Both ChatGPT Workspace Agents and Zapier Agents offer audit and compliance features. Zapier sends real-time SIEM streaming for automation events (which lets your security team see agent activity in their monitoring tools as it happens) as well as cross-product audit trails. ChatGPT Enterprise already has a Compliance API that exposes agent configurations, updates, and run history. And an org-wide agent dashboard is coming soon.

Workspace agents have granular role-based access controls. There are separate toggles for who can browse, run, create, and publish agents. And administrators can create named roles with their own permissions to which ChatGPT features each role can access. Zapier uses a fixed four-tier system: Owner, Super Admin, Admin, and Member.

But where Zapier? Governance It is notable for its consistency. Every rule you set—what apps your team can connect to, what actions they’re allowed to take within those apps—applies everywhere: Zaps, agents, and MCP-connected assistants. You set the policy once, and it’s across the board.

This matters because once your agents work in other apps, your security is only as strong as the weakest link in your workflow. An administrator may carefully restrict the deletion of a Salesforce record within a workflow but forget—or be unable—to restrict it to an agent or assistant connected to the MCP. This is where a security gap opens up. When your teams are building on multiple tools and each has its own governance model (or none at all), gaps become apparent quickly.

Zapier lets you control where your data goes during evaluation. If you’re in a company with strict AI requirements, you can route agents through your AWS Bedrock account—called the Bring Your Own Model (BYOM)—so the AI ​​assessment stays within your approved infrastructure. Zapier still handles the automation logic, but model calls never leave your cloud contract. And if you’re security-conscious enough to keep your encryption keys with you, ChatGPT workspace agents aren’t currently available to you.

ChatGPT Workspace Agents vs. Zapier: Which Should You Choose?

If your fellow ChatGPT users are heavy, your tool footprint is small, you’re comfortable living on OpenAI models, and you’re running a research preview product, ChatGPT workspace agents are a solid choice.

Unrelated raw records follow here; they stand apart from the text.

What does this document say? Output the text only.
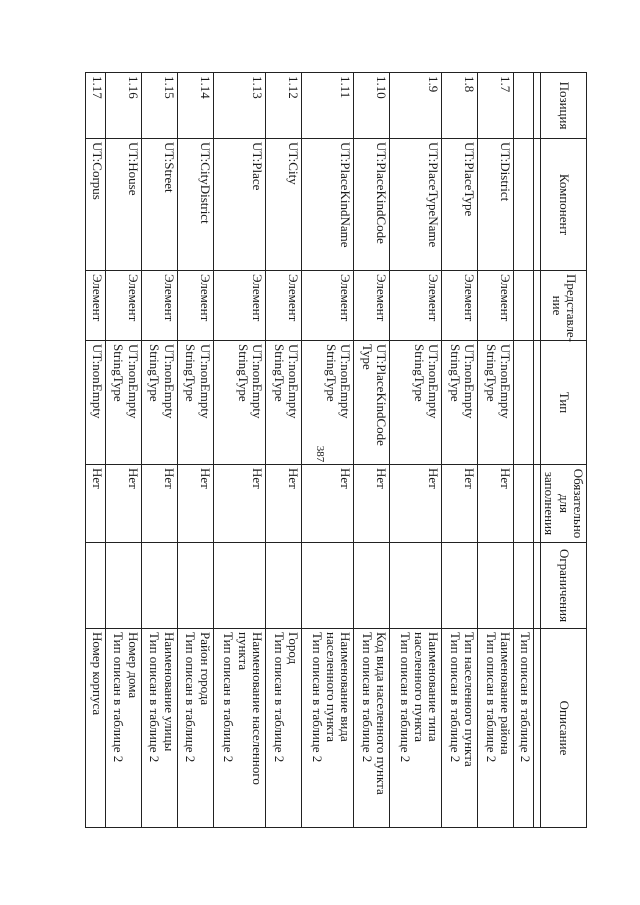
387
Позиция	Компонент	Представле-
ние	Тип	Обязательно
для
заполнения	Ограничения	Описание

						Тип описан в таблице 2
1.7	UT:District	Элемент	UT:nonEmpty
StringType	Нет		Наименование района
Тип описан в таблице 2
1.8	UT:PlaceType	Элемент	UT:nonEmpty
StringType	Нет		Тип населенного пункта
Тип описан в таблице 2
1.9	UT:PlaceTypeName	Элемент	UT:nonEmpty
StringType	Нет		Наименование типа
населенного пункта
Тип описан в таблице 2
1.10	UT:PlaceKindCode	Элемент	UT:PlaceKindCode
Type	Нет		Код вида населенного пункта
Тип описан в таблице 2
1.11	UT:PlaceKindName	Элемент	UT:nonEmpty
StringType	Нет		Наименование вида
населенного пункта
Тип описан в таблице 2
1.12	UT:City	Элемент	UT:nonEmpty
StringType	Нет		Город
Тип описан в таблице 2
1.13	UT:Place	Элемент	UT:nonEmpty
StringType	Нет		Наименование населенного
пункта
Тип описан в таблице 2
1.14	UT:CityDistrict	Элемент	UT:nonEmpty
StringType	Нет		Район города
Тип описан в таблице 2
1.15	UT:Street	Элемент	UT:nonEmpty
StringType	Нет		Наименование улицы
Тип описан в таблице 2
1.16	UT:House	Элемент	UT:nonEmpty
StringType	Нет		Номер дома
Тип описан в таблице 2
1.17	UT:Corpus	Элемент	UT:nonEmpty	Нет		Номер корпуса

But if you need agents that can reach the apps you use, run tasks on whatever model works best, and work within a governance framework that your security team has already approved, choose Zapier agents. You’ll join 200,000 builders who have created more than 450,000 agents, who have completed more than 33 million activities to date.

For a closer look at how agents work, check out Feature Guide. You’ll get a walkthrough of setup, real-world use cases, and how to get the most out of the agent once it’s up and running. If you’re keen to start building now, go straight to the Agents Dashboard.